前回の本の続きで、感情・恐怖が人間の意思決定に与える影響を調べた実験です。
実験対象
- 脳に損傷があり恐怖を感じることが出来ないグループ
- 脳に損傷のないグループ
- 脳でも感情・恐怖とは関係のない部位に損傷があるグループ
実験内容
最初に20ドルを与えられ、合計20ラウンド、毎回の賭けのコストが1ドルのゲームを行います。各ラウンドでコイントスを行い、表が出れば2.5ドル貰えます。各コイントスは独立事象です。つまり1ラウンドあたり1.25ドル、20ラウンド合計で25ドルの期待値ですので、20ラウンド全てで賭けるのが合理的判断です。合計で20ドル以下になる確率は13%しかありません。
結果
期待値がプラスですので、全てのラウンド(100%)で賭けることが合理的判断ですが、結果は、 1.感情を感じないグループが一番で84%のラウンドで賭けを行いました。2.脳に損傷のないグループは58%のラウンドで賭けを行い、3.脳でも恐怖・感情とは関係のない部位に損傷があるグループは61%のラウンドで賭けを行いました。

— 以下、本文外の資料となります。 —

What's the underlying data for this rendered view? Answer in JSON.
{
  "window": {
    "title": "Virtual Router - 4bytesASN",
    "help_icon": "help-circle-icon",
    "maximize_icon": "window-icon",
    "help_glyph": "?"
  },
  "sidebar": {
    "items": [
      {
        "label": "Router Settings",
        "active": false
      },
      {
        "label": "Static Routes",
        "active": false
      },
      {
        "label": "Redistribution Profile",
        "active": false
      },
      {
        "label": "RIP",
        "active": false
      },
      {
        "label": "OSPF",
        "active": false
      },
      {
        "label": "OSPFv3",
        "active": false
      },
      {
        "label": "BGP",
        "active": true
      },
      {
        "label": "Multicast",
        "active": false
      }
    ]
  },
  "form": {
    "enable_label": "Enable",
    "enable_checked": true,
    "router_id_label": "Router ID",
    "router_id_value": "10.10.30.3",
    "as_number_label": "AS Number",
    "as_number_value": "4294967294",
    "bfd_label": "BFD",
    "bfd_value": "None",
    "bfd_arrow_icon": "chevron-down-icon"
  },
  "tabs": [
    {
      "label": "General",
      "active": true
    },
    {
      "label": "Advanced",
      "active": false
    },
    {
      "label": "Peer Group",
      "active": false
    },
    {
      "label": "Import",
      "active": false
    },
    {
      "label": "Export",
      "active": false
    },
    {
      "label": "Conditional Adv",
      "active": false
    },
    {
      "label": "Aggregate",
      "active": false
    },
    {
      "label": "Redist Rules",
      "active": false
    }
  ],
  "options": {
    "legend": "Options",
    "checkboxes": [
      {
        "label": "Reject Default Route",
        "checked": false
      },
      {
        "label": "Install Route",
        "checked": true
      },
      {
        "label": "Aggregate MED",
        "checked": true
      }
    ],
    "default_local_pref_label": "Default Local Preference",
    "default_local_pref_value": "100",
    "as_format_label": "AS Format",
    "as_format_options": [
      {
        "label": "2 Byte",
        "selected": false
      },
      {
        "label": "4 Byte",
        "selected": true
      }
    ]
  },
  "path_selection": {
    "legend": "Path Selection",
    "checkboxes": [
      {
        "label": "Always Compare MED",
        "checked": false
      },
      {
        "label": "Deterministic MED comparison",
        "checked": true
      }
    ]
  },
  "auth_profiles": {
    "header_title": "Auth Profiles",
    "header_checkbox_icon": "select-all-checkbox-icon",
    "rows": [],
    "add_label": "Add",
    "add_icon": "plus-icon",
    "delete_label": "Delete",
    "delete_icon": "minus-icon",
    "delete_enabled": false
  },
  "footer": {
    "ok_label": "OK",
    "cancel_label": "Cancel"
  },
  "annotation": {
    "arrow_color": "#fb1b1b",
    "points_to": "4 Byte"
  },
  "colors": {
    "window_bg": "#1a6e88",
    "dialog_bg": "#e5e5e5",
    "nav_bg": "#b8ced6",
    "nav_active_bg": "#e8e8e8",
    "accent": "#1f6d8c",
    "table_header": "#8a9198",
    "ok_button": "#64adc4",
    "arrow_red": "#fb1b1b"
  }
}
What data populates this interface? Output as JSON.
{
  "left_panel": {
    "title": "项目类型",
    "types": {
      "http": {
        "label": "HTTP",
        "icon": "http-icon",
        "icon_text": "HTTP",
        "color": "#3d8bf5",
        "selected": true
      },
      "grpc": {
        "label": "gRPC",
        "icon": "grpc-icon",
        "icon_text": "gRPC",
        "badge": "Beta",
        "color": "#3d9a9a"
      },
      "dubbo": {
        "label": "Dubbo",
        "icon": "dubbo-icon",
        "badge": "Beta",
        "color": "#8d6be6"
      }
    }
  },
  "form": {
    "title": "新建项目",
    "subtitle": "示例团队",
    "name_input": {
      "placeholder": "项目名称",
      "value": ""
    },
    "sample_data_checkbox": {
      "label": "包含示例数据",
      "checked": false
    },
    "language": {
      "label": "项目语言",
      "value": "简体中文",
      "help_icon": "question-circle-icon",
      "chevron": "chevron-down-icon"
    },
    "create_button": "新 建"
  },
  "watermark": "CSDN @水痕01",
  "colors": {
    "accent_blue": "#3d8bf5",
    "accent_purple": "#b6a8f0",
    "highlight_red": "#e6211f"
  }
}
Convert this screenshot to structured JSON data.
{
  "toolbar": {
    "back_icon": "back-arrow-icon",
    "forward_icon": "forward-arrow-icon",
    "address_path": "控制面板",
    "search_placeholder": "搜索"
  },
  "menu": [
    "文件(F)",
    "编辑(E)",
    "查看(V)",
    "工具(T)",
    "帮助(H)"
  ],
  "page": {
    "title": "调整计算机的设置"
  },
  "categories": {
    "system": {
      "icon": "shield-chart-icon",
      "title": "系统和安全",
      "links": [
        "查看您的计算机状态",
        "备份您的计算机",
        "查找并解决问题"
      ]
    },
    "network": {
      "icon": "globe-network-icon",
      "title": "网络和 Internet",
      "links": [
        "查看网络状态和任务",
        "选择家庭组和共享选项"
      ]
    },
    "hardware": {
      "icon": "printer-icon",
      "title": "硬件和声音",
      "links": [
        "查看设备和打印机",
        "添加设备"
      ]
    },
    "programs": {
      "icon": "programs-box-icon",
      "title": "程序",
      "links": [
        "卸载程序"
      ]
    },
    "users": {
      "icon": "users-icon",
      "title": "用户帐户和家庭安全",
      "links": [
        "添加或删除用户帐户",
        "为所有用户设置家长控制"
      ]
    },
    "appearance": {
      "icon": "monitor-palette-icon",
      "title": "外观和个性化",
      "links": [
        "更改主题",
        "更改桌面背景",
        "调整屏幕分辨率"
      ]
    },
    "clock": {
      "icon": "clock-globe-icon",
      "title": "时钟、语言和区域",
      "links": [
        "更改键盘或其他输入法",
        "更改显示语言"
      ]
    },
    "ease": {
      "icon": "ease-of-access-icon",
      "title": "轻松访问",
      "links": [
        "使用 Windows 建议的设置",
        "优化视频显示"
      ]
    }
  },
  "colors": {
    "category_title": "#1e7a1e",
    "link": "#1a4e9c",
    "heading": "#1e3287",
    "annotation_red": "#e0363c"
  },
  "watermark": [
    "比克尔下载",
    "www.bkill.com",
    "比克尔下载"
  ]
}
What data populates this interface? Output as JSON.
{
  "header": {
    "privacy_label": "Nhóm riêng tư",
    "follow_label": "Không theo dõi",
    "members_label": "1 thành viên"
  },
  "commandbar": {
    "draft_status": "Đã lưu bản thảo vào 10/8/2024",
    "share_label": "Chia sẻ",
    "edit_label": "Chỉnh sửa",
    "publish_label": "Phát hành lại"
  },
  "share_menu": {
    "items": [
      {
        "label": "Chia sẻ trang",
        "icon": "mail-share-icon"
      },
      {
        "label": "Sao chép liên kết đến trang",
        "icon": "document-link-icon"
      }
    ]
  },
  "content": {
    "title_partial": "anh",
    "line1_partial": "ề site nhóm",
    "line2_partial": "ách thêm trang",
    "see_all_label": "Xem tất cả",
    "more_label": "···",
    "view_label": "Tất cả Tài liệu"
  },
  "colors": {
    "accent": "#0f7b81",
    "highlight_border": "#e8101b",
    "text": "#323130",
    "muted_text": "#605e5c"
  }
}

特に、感情を感じないグループが最も優位性を発揮したのは、損失が積み重なってきた後のラウンドです。独立事象なので、期待値がプラスであれば賭け続けるべきです。ところが、損失が重なると恐怖のせいで、感情を感じるグループは賭けを小さくする傾向がありました。例えば、感情を感じないグループは損失が重なっても85%以上のラウンドで賭けを行いましたが、感情を感じるグループは40%以下のラウンドでしか賭けを行いませんでした。
また、20ラウンドを4つに区分してみたところ、感情を感じないグループは前半、中盤、後半で均等に賭けを行いましたが、感情を感じるグループは、前半では70%賭けていたものの、後半にかけて50%以下しか賭けなくなることがわかりました。残念ながら、実験で参加者は過ちから学ぶことなく、逆に非合理な意思決定をする方に突き進んでいきました。
この実験が示唆するものは、投資家は恐怖でバーゲンセールを見逃してしまう傾向にあり、特に損失を出している時にその傾向が強いというもの。損失を抱え続ければ抱え続けるほど、非合理な意思決定をしてしまいます。
※この実験では賭けの期待値がプラスですが、マイナスであれば普通に感情を持った人の方が良い結果を残すものと思われます。